With Member States of the World Health Organization (WHO) negotiating new agreements to centralize management of pandemics with an annual budget of over $31.5 billion, it would be reasonable to assume that everyone was clear on what a pandemic actually is. Surprisingly, this is not the case. Although countries will be voting in two months on a new Pandemic Agreement and amendments to the International Health Regulations (IHR) to grant the WHO wide authority over pandemic management, there is no universally-agreed definition of “pandemic.” What degree of severity is required? How widespread must it be? What proportion of the population must be at risk? 

An outbreak of common cold crossing borders fits many pandemic definitions, as does a repeat of the medieval Black Death. International agreements are normally formed around a definable problem, but the world is about to invest tens of billions without a solid basis to predict costs and benefits. In other words, there is no clear agreement on what the World Health Assembly is actually agreeing to.

A History of Pandemics

When we now speak of a pandemic, we usually mean the global spread of SARS-CoV-2 that began in 2019. The word evokes images of empty streets and closed markets, of masked faces and silent people standing 6 feet apart. This drives the sense of urgency that policy makers are currently responding to through the design of new pandemic documents.

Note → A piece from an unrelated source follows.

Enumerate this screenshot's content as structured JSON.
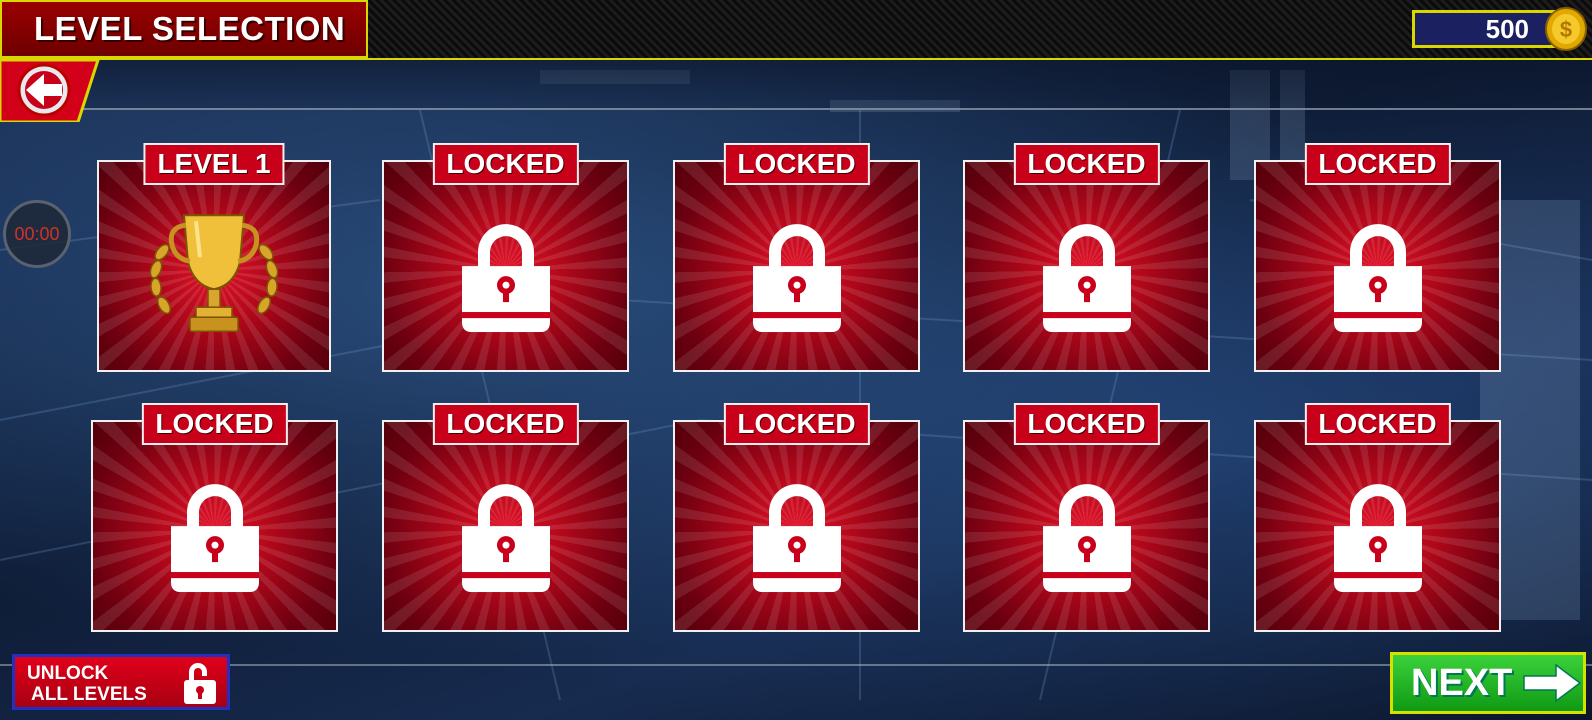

Many pandemic prevention, preparedness and response (PPPR) documents suggest that these policies are an essential response by claiming a 50% chance of a Covid-19-like pandemic in the next 25 years or referring to the economic costs of Covid-19 to support claims of return on investment. This approach is problematic as it fails to distinguish between the direct costs of the disease and the effects of the very unusual response. 

The etymology of the word “pandemic” comes from the ancient Greek root dêmos (δῆμος, people, populace) with the related “epidemic” and “pandemic.” The prefix pan- (ancient Greek πάν) generally means all or every; thus, pandemic is derived from the ancient Greek concept πάνδημος (of or belonging to the whole people, public). The term usually refers to infectious diseases, although some use of pandemic can be more broadly colloquial, for example speaking of a “pandemic of obesity.” What distinguishes pandemics (and epidemics) from endemic diseases is that they affect a large number of people in a relatively short time span and in excess of normal expectancy. What sets pandemics apart from epidemics in people’s minds is a wider geographic spread across national borders.

Some of the worst pandemics recorded in history followed the European conquest of the Americas, bringing new pathogens to an immunologically naïve population. Such conditions do not exist in today’s globalized world. Other devastating pandemics were caused by bacteria like cholera or the plague, the latter being responsible for the Black Death in the 14th century that wiped out perhaps a third of the European population. Improved sanitation and the discovery of antibiotics has since fundamentally reduced the threat of bacterial infections, once the main driver of pandemics.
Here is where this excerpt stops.